正则表达式findall在python3中产生奇怪的结果

Question

I want to find all the docblocks of a string using python. My first attempt was this:

b = re.compile('\/\*(.)*?\*/', re.M|re.S)
match = b.search(string)
print(match.group(0))

And that worked, but as you'll notice yourself: it'll only print out 1 docblock, not all of them.

So I wanted to use the findall function, which says it would output all the matches, like this:

b = re.compile('\/\*(.)*?\*/', re.M|re.S)
match = b.findall(string)
print(match)

But I never get anything useful, only these kinds of arrays:

[' ', ' ', ' ', '\t', ' ', ' ', ' ', ' ', ' ', '\t', ' ', ' ', ' ']
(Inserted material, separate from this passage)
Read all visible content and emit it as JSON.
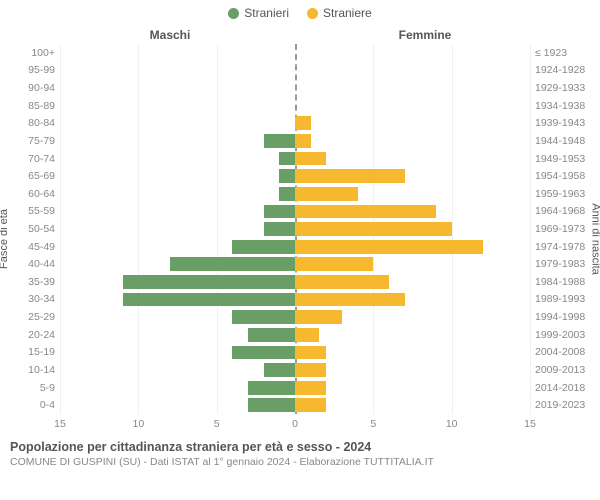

The documentation does say it'll return empty strings, but I don't know how this can be useful.

Answer 1

您需要在捕获组中移动量化器：

b = re.compile('\/\*(.*?)\*/', re.M|re.S)

Answer 2

To expand a bit on Rohit Jain's (correct) answer, with the qualifier outside the parentheses you're saying "match (non-greedily) any number of the one character inside the parens, and capture that one character". In other words, it would match " " or "aaaaaa", but in "abcde" it would only match the "a". (And since it's non-greedy, even in "aaaaaa" it would only match a single "a"). By moving the qualifier inside the parens (that is, (.*?) instead of what you had before) you're now saying "match any number of characters, and capture all of them".

I hope this helps you understand what's going on a bit better.